Puzzled, Kline waved his hands in exasperation and said, “Where is he? He’s gone. Where the hell could he go?”

When the airmen had Alcocke cleaned off as best they could, they looked for the Indian’s tracks, or a path, but could find neither.

Kline sniffed at the others, “Now maybe you believe Ross and I saw him before.”

Elsas, a lapsed Catholic, crossed himself. Clint said, “Okay fellows, enough about Indians. There is an explanation for what just happened, we just don’t know what it is yet. Our real problem is making that sprayer work.”

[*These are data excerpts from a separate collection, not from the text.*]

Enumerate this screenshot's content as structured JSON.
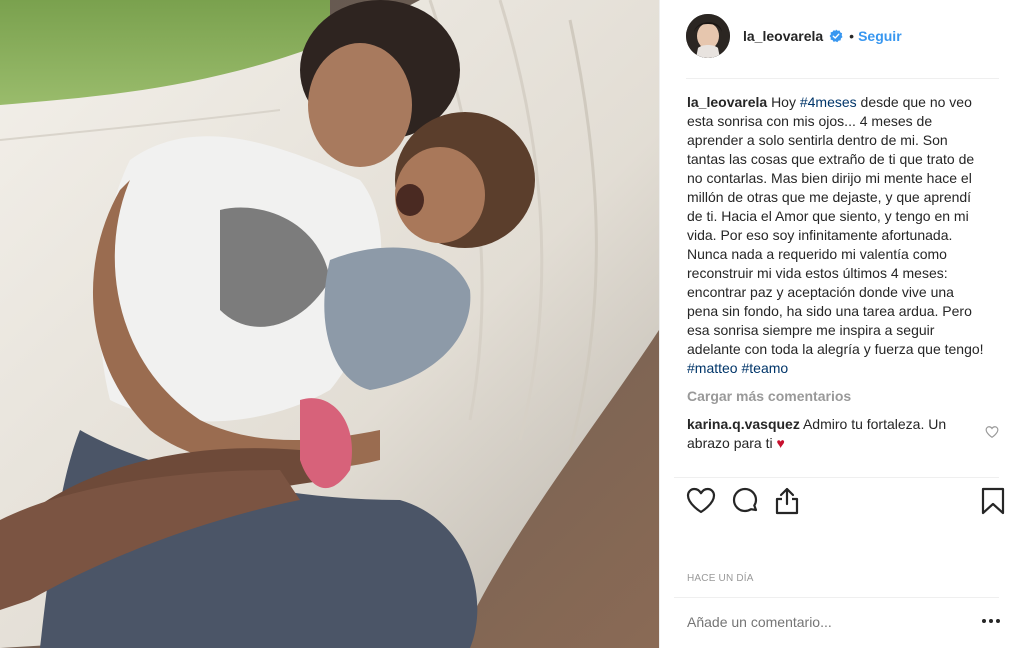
{
  "post": {
    "username": "la_leovarela",
    "follow_label": "Seguir",
    "separator": "•",
    "caption_user": "la_leovarela",
    "caption_parts": [
      {
        "text": "Hoy ",
        "tag": false
      },
      {
        "text": "#4meses",
        "tag": true
      },
      {
        "text": " desde que no veo esta sonrisa con mis ojos... 4 meses de aprender a solo sentirla dentro de mi. Son tantas las cosas que extraño de ti que trato de no contarlas. Mas bien dirijo mi mente hace el millón de otras que me dejaste, y que aprendí de ti. Hacia el Amor que siento, y tengo en mi vida. Por eso soy infinitamente afortunada. Nunca nada a requerido mi valentía como reconstruir mi vida estos últimos 4 meses: encontrar paz y aceptación donde vive una pena sin fondo, ha sido una tarea ardua. Pero esa sonrisa siempre me inspira a seguir adelante con toda la alegría y fuerza que tengo! ",
        "tag": false
      },
      {
        "text": "#matteo",
        "tag": true
      },
      {
        "text": " ",
        "tag": false
      },
      {
        "text": "#teamo",
        "tag": true
      }
    ],
    "load_more_label": "Cargar más comentarios",
    "comment": {
      "user": "karina.q.vasquez",
      "text": "Admiro tu fortaleza. Un abrazo para ti",
      "emoji": "♥"
    },
    "timestamp": "Hace un día",
    "comment_placeholder": "Añade un comentario...",
    "more_options": "•••"
  },
  "colors": {
    "link_blue": "#3897f0",
    "hashtag": "#003569",
    "muted": "#999999",
    "text": "#262626",
    "heart_red": "#ed4956"
  },
  "icons": {
    "verified": "verified-badge-icon",
    "like": "heart-icon",
    "comment": "comment-icon",
    "share": "share-icon",
    "save": "bookmark-icon"
  }
}
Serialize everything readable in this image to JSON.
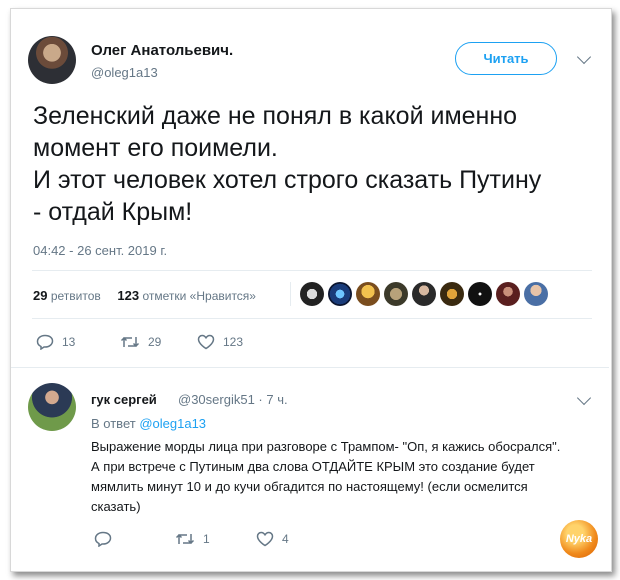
{
  "tweet": {
    "author_name": "Олег Анатольевич.",
    "author_handle": "@oleg1a13",
    "follow_label": "Читать",
    "text_lines": [
      "Зеленский даже не понял в какой именно",
      "момент его поимели.",
      "И этот человек хотел строго сказать Путину",
      "- отдай Крым!"
    ],
    "timestamp": "04:42 - 26 сент. 2019 г.",
    "retweets_count": "29",
    "retweets_label": "ретвитов",
    "likes_count": "123",
    "likes_label": "отметки «Нравится»",
    "reply_count": "13",
    "retweet_count": "29",
    "like_count": "123"
  },
  "reply": {
    "author_name": "гук сергей",
    "author_handle": "@30sergik51 · 7 ч.",
    "in_reply_prefix": "В ответ",
    "in_reply_handle": "@oleg1a13",
    "text_lines": [
      "Выражение морды лица при разговоре с Трампом- \"Оп, я кажись обосрался\".",
      "А при встрече с Путиным два слова ОТДАЙТЕ КРЫМ это создание  будет",
      "мямлить минут 10 и до кучи обгадится по настоящему! (если осмелится",
      "сказать)"
    ],
    "retweet_count": "1",
    "like_count": "4"
  },
  "watermark": {
    "text": "Nyka"
  },
  "colors": {
    "accent": "#1da1f2",
    "muted": "#657786",
    "text": "#14171a",
    "divider": "#e6ecf0"
  },
  "icons": [
    "avatar-photo",
    "chevron-down-icon",
    "reply-icon",
    "retweet-icon",
    "heart-icon"
  ]
}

Elsas jumped down and picked up the nozzle end of the hose. He examined its construction and pushed his fingers into massed white wash. He looked at Clint. “Not too good, Chief…nozzle is jammed with white wash…even this diluted stuff.” Disgustedly he threw the nozzle down.

Having shot most of the morning on the sprayer project, shortly the troops went to lunch. Lorena worked in the restaurant but her mother was nowhere is sight. Clint smiling ever so slightly, said, “Good morning, Lorena.”

Without looking him in the face she said, “Good Morning Sergeant Greybull.” Then she read off today’s menu and went back into the kitchen.

The observing airmen couldn’t let that pass. “Good Morning Sergeant Greybull?” Kline mocked. “That was cold, very cold. Makes me wonder what dastardly deed, a certain Sergeant must have done to her mother the other night.” He along with the other  airmen looked expectantly at Clint.